The report said recent regulatory reforms, including higher FDI limits and relaxed governance requirements, are making India’s insurance sector more attractive to international insurers and reinsurers.

India’s insurance market is becoming increasingly competitive, creating opportunities for businesses to secure broader coverage, higher policy limits and more favourable terms, according to findings from Aon plc’s 2026 Global Insurance Market Insights report.
The report said recent regulatory reforms, including higher foreign direct investment (FDI) limits and relaxed governance requirements, are making India’s insurance sector more attractive to international insurers and reinsurers.
With new market participants entering and reinsurance capacity expanding, competition has intensified, resulting in lower pricing and more flexible coverage across multiple insurance lines. “India presents a compelling growth opportunity for insurers, driven by regulatory reform, expanding reinsurance capacity and increased competition,” said Sushant Sarin, Managing Director and Head of Commercial Risk, India at Aon.
“As market conditions remain favourable, clients have an opportunity to optimise their insurance programmes by securing broader coverage and higher limits while strengthening resilience against emerging risks,” Sarin added.
According to the report, insurers continue to reduce premiums across most segments. Double-digit price declines have been recorded in property, directors and officers, and cyber insurance while casualty and automobile insurance lines are witnessing more moderate reductions.

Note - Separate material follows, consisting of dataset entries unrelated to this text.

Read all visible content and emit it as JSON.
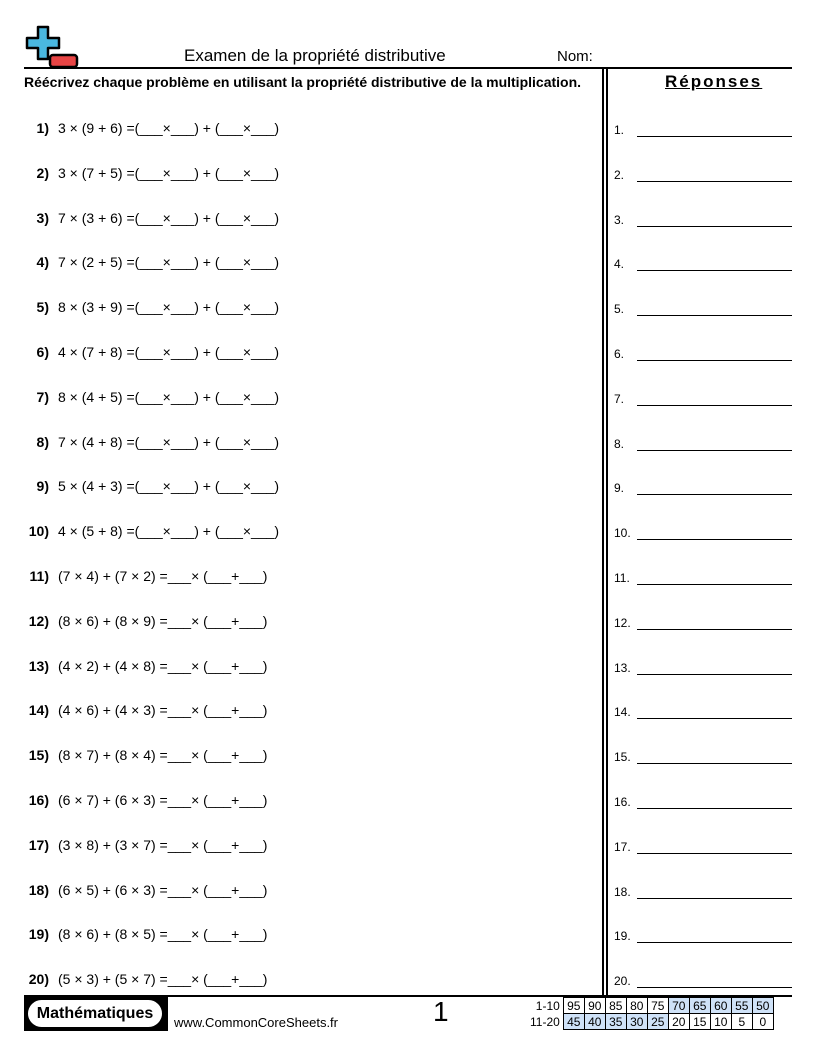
{
  "header": {
    "title": "Examen de la propriété distributive",
    "name_label": "Nom:"
  },
  "instructions": "Réécrivez chaque problème en utilisant la propriété distributive de la multiplication.",
  "answers_heading": "Réponses",
  "problems": [
    {
      "n": "1)",
      "text": "3 × (9 + 6) =(___×___) + (___×___)"
    },
    {
      "n": "2)",
      "text": "3 × (7 + 5) =(___×___) + (___×___)"
    },
    {
      "n": "3)",
      "text": "7 × (3 + 6) =(___×___) + (___×___)"
    },
    {
      "n": "4)",
      "text": "7 × (2 + 5) =(___×___) + (___×___)"
    },
    {
      "n": "5)",
      "text": "8 × (3 + 9) =(___×___) + (___×___)"
    },
    {
      "n": "6)",
      "text": "4 × (7 + 8) =(___×___) + (___×___)"
    },
    {
      "n": "7)",
      "text": "8 × (4 + 5) =(___×___) + (___×___)"
    },
    {
      "n": "8)",
      "text": "7 × (4 + 8) =(___×___) + (___×___)"
    },
    {
      "n": "9)",
      "text": "5 × (4 + 3) =(___×___) + (___×___)"
    },
    {
      "n": "10)",
      "text": "4 × (5 + 8) =(___×___) + (___×___)"
    },
    {
      "n": "11)",
      "text": "(7 × 4) + (7 × 2) =___× (___+___)"
    },
    {
      "n": "12)",
      "text": "(8 × 6) + (8 × 9) =___× (___+___)"
    },
    {
      "n": "13)",
      "text": "(4 × 2) + (4 × 8) =___× (___+___)"
    },
    {
      "n": "14)",
      "text": "(4 × 6) + (4 × 3) =___× (___+___)"
    },
    {
      "n": "15)",
      "text": "(8 × 7) + (8 × 4) =___× (___+___)"
    },
    {
      "n": "16)",
      "text": "(6 × 7) + (6 × 3) =___× (___+___)"
    },
    {
      "n": "17)",
      "text": "(3 × 8) + (3 × 7) =___× (___+___)"
    },
    {
      "n": "18)",
      "text": "(6 × 5) + (6 × 3) =___× (___+___)"
    },
    {
      "n": "19)",
      "text": "(8 × 6) + (8 × 5) =___× (___+___)"
    },
    {
      "n": "20)",
      "text": "(5 × 3) + (5 × 7) =___× (___+___)"
    }
  ],
  "answer_labels": [
    "1.",
    "2.",
    "3.",
    "4.",
    "5.",
    "6.",
    "7.",
    "8.",
    "9.",
    "10.",
    "11.",
    "12.",
    "13.",
    "14.",
    "15.",
    "16.",
    "17.",
    "18.",
    "19.",
    "20."
  ],
  "footer": {
    "badge": "Mathématiques",
    "site": "www.CommonCoreSheets.fr",
    "page": "1",
    "score_rows": [
      {
        "label": "1-10",
        "values": [
          "95",
          "90",
          "85",
          "80",
          "75",
          "70",
          "65",
          "60",
          "55",
          "50"
        ],
        "highlight": [
          5,
          6,
          7,
          8,
          9
        ]
      },
      {
        "label": "11-20",
        "values": [
          "45",
          "40",
          "35",
          "30",
          "25",
          "20",
          "15",
          "10",
          "5",
          "0"
        ],
        "highlight": [
          0,
          1,
          2,
          3,
          4
        ]
      }
    ],
    "highlight_color": "#cfe2f8"
  },
  "logo_colors": {
    "plus": "#4ab8e0",
    "minus": "#e84545"
  }
}
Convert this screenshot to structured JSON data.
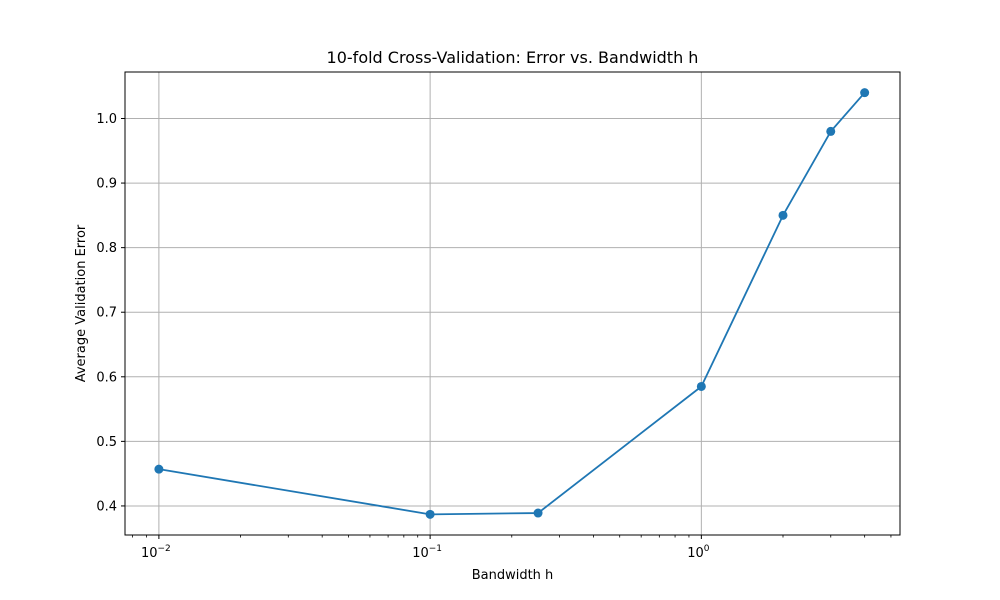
{
  "chart_data": {
    "type": "line",
    "title": "10-fold Cross-Validation: Error vs. Bandwidth h",
    "xlabel": "Bandwidth h",
    "ylabel": "Average Validation Error",
    "x_scale": "log",
    "xlim": [
      0.0075,
      5.4
    ],
    "ylim": [
      0.355,
      1.072
    ],
    "grid": true,
    "x_ticks": [
      {
        "value": 0.01,
        "base": "10",
        "exp": "−2"
      },
      {
        "value": 0.1,
        "base": "10",
        "exp": "−1"
      },
      {
        "value": 1,
        "base": "10",
        "exp": "0"
      }
    ],
    "y_ticks": [
      {
        "value": 0.4,
        "label": "0.4"
      },
      {
        "value": 0.5,
        "label": "0.5"
      },
      {
        "value": 0.6,
        "label": "0.6"
      },
      {
        "value": 0.7,
        "label": "0.7"
      },
      {
        "value": 0.8,
        "label": "0.8"
      },
      {
        "value": 0.9,
        "label": "0.9"
      },
      {
        "value": 1.0,
        "label": "1.0"
      }
    ],
    "series": [
      {
        "color": "#1f77b4",
        "marker": "circle",
        "x": [
          0.01,
          0.1,
          0.25,
          1,
          2,
          3,
          4
        ],
        "y": [
          0.457,
          0.387,
          0.389,
          0.585,
          0.85,
          0.98,
          1.04
        ]
      }
    ]
  }
}
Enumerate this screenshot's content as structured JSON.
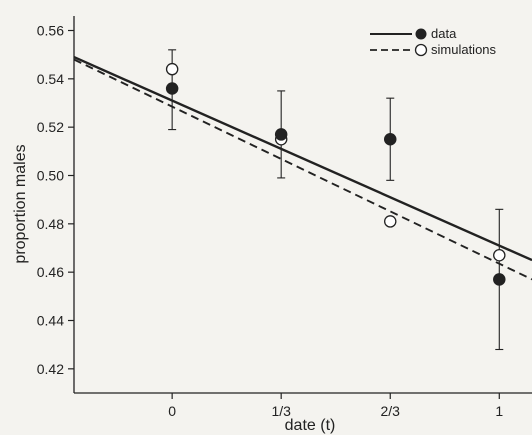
{
  "chart_data": {
    "type": "scatter",
    "xlabel": "date (t)",
    "ylabel": "proportion males",
    "xlim": [
      -0.3,
      1.1
    ],
    "ylim": [
      0.41,
      0.566
    ],
    "x_ticks": [
      0,
      0.3333,
      0.6667,
      1
    ],
    "x_tick_labels": [
      "0",
      "1/3",
      "2/3",
      "1"
    ],
    "y_ticks": [
      0.42,
      0.44,
      0.46,
      0.48,
      0.5,
      0.52,
      0.54,
      0.56
    ],
    "y_tick_labels": [
      "0.42",
      "0.44",
      "0.46",
      "0.48",
      "0.50",
      "0.52",
      "0.54",
      "0.56"
    ],
    "legend_position": "top-right",
    "grid": false,
    "series": [
      {
        "name": "data",
        "marker": "filled-circle",
        "line_style": "solid",
        "color": "#222222",
        "points": [
          {
            "x": 0,
            "y": 0.536,
            "err_low": 0.519,
            "err_high": 0.552
          },
          {
            "x": 0.3333,
            "y": 0.517,
            "err_low": 0.499,
            "err_high": 0.535
          },
          {
            "x": 0.6667,
            "y": 0.515,
            "err_low": 0.498,
            "err_high": 0.532
          },
          {
            "x": 1,
            "y": 0.457,
            "err_low": 0.428,
            "err_high": 0.486
          }
        ],
        "fit_line": {
          "x": [
            -0.3,
            1.1
          ],
          "y": [
            0.549,
            0.465
          ]
        }
      },
      {
        "name": "simulations",
        "marker": "open-circle",
        "line_style": "dashed",
        "color": "#222222",
        "points": [
          {
            "x": 0,
            "y": 0.544
          },
          {
            "x": 0.3333,
            "y": 0.515
          },
          {
            "x": 0.6667,
            "y": 0.481
          },
          {
            "x": 1,
            "y": 0.467
          }
        ],
        "fit_line": {
          "x": [
            -0.3,
            1.1
          ],
          "y": [
            0.548,
            0.457
          ]
        }
      }
    ]
  }
}
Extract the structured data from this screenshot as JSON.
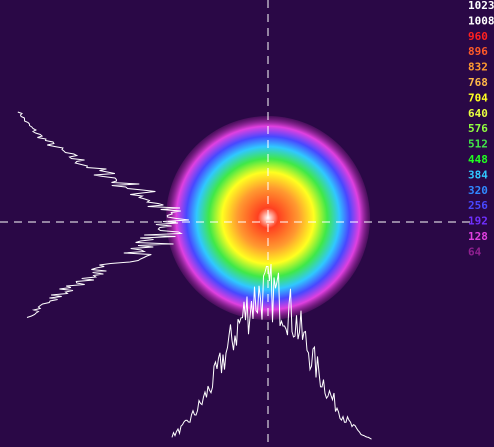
{
  "color_scale": [
    {
      "value": 1023,
      "color": "#ffffff"
    },
    {
      "value": 1008,
      "color": "#ffffff"
    },
    {
      "value": 960,
      "color": "#ff2020"
    },
    {
      "value": 896,
      "color": "#ff5a28"
    },
    {
      "value": 832,
      "color": "#ff9a30"
    },
    {
      "value": 768,
      "color": "#ffb848"
    },
    {
      "value": 704,
      "color": "#ffff20"
    },
    {
      "value": 640,
      "color": "#e8ff40"
    },
    {
      "value": 576,
      "color": "#90ff40"
    },
    {
      "value": 512,
      "color": "#40e848"
    },
    {
      "value": 448,
      "color": "#20ff20"
    },
    {
      "value": 384,
      "color": "#30c8ff"
    },
    {
      "value": 320,
      "color": "#3088ff"
    },
    {
      "value": 256,
      "color": "#4848ff"
    },
    {
      "value": 192,
      "color": "#7030ff"
    },
    {
      "value": 128,
      "color": "#e040e0"
    },
    {
      "value": 64,
      "color": "#902090"
    }
  ]
}
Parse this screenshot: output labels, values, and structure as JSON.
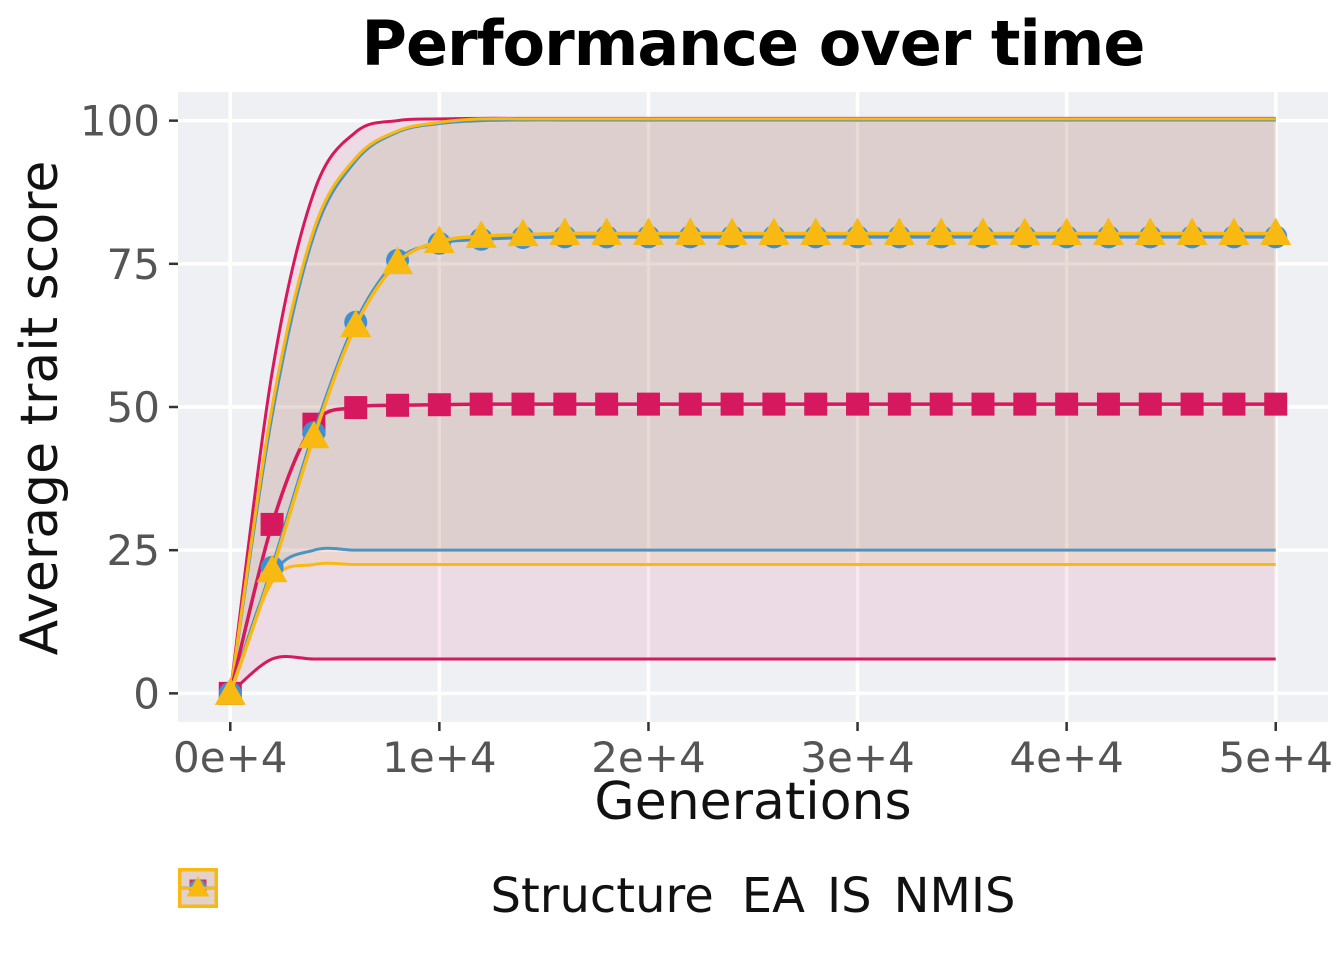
{
  "chart_data": {
    "type": "line",
    "title": "Performance over time",
    "xlabel": "Generations",
    "ylabel": "Average trait score",
    "grid": "major-white-on-gray",
    "panel_bg": "#EFF0F4",
    "grid_color": "#FFFFFF",
    "tick_label_color": "#555555",
    "tick_mark_color": "#333333",
    "x_ticks": [
      {
        "label": "0e+4",
        "value": 0
      },
      {
        "label": "1e+4",
        "value": 10000
      },
      {
        "label": "2e+4",
        "value": 20000
      },
      {
        "label": "3e+4",
        "value": 30000
      },
      {
        "label": "4e+4",
        "value": 40000
      },
      {
        "label": "5e+4",
        "value": 50000
      }
    ],
    "y_ticks": [
      {
        "label": "0",
        "value": 0
      },
      {
        "label": "25",
        "value": 25
      },
      {
        "label": "50",
        "value": 50
      },
      {
        "label": "75",
        "value": 75
      },
      {
        "label": "100",
        "value": 100
      }
    ],
    "xlim": [
      0,
      50000
    ],
    "ylim": [
      0,
      100
    ],
    "x": [
      0,
      2000,
      4000,
      6000,
      8000,
      10000,
      12000,
      14000,
      16000,
      18000,
      20000,
      22000,
      24000,
      26000,
      28000,
      30000,
      32000,
      34000,
      36000,
      38000,
      40000,
      42000,
      44000,
      46000,
      48000,
      50000
    ],
    "ribbon_alpha": 0.1,
    "legend": {
      "title": "Structure",
      "position": "bottom"
    },
    "series": [
      {
        "name": "EA",
        "color": "#D6195E",
        "marker": "square",
        "mean": [
          0,
          29.5,
          47,
          49.9,
          50.3,
          50.4,
          50.5,
          50.5,
          50.5,
          50.5,
          50.5,
          50.5,
          50.5,
          50.5,
          50.5,
          50.5,
          50.5,
          50.5,
          50.5,
          50.5,
          50.5,
          50.5,
          50.5,
          50.5,
          50.5,
          50.5
        ],
        "upper": [
          0,
          56,
          87.5,
          98,
          100,
          100.3,
          100.4,
          100.4,
          100.4,
          100.4,
          100.4,
          100.4,
          100.4,
          100.4,
          100.4,
          100.4,
          100.4,
          100.4,
          100.4,
          100.4,
          100.4,
          100.4,
          100.4,
          100.4,
          100.4,
          100.4
        ],
        "lower": [
          0,
          6,
          6,
          6,
          6,
          6,
          6,
          6,
          6,
          6,
          6,
          6,
          6,
          6,
          6,
          6,
          6,
          6,
          6,
          6,
          6,
          6,
          6,
          6,
          6,
          6
        ]
      },
      {
        "name": "IS",
        "color": "#3B90D6",
        "marker": "circle",
        "mean": [
          0,
          22,
          45.5,
          64.8,
          75.6,
          78.6,
          79.3,
          79.6,
          79.7,
          79.7,
          79.7,
          79.7,
          79.7,
          79.7,
          79.7,
          79.7,
          79.7,
          79.7,
          79.7,
          79.7,
          79.7,
          79.7,
          79.7,
          79.7,
          79.7,
          79.7
        ],
        "upper": [
          0,
          48.5,
          80,
          93,
          98,
          99.5,
          100,
          100.1,
          100.1,
          100.1,
          100.1,
          100.1,
          100.1,
          100.1,
          100.1,
          100.1,
          100.1,
          100.1,
          100.1,
          100.1,
          100.1,
          100.1,
          100.1,
          100.1,
          100.1,
          100.1
        ],
        "lower": [
          0,
          20.5,
          25,
          25,
          25,
          25,
          25,
          25,
          25,
          25,
          25,
          25,
          25,
          25,
          25,
          25,
          25,
          25,
          25,
          25,
          25,
          25,
          25,
          25,
          25,
          25
        ]
      },
      {
        "name": "NMIS",
        "color": "#F8BA12",
        "marker": "triangle",
        "mean": [
          0,
          21.4,
          44.8,
          64.2,
          75.2,
          78.9,
          79.8,
          80.1,
          80.3,
          80.3,
          80.3,
          80.3,
          80.3,
          80.3,
          80.3,
          80.3,
          80.3,
          80.3,
          80.3,
          80.3,
          80.3,
          80.3,
          80.3,
          80.3,
          80.3,
          80.3
        ],
        "upper": [
          0,
          50,
          81,
          93.5,
          98.2,
          99.7,
          100.3,
          100.3,
          100.3,
          100.3,
          100.3,
          100.3,
          100.3,
          100.3,
          100.3,
          100.3,
          100.3,
          100.3,
          100.3,
          100.3,
          100.3,
          100.3,
          100.3,
          100.3,
          100.3,
          100.3
        ],
        "lower": [
          0,
          19.5,
          22.5,
          22.5,
          22.5,
          22.5,
          22.5,
          22.5,
          22.5,
          22.5,
          22.5,
          22.5,
          22.5,
          22.5,
          22.5,
          22.5,
          22.5,
          22.5,
          22.5,
          22.5,
          22.5,
          22.5,
          22.5,
          22.5,
          22.5,
          22.5
        ]
      }
    ]
  }
}
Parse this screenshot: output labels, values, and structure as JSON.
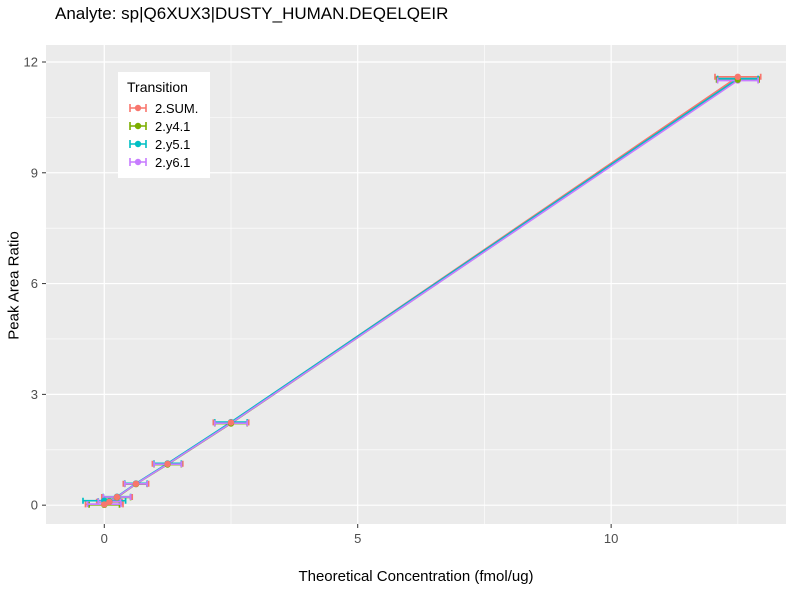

The report noted that insurance capacity remains abundant as both insurers and reinsurers expand their underwriting appetite. Growth in financial hubs such as Gujarat International Finance Tec-City (GIFT City) has also attracted domestic and international players, further strengthening market depth.
At the same time, insurers are becoming more selective in underwriting. While market conditions remain broadly flexible, providers are adopting greater discipline in casualty and D&O segments and maintaining tighter standards in cyber insurance as claims activity increases.
Aon said Indian businesses are increasingly using the favourable market environment to improve their risk management profile. Higher policy limits are becoming more widely available and broader coverage is being offered across most lines, although insurers remain more cautious in cyber insurance.
Demand for liability and cyber insurance solutions is also rising as organisations respond to emerging and evolving business risks.
“Clients are increasingly moving beyond price and taking a more strategic approach to insurance purchasing,” said Shantanoo Saxena, Chief Broking Officer, India at Aon. “This includes reinvesting savings into improved coverage, higher limits and programme structures aligned with evolving risk exposures,” Saxena added.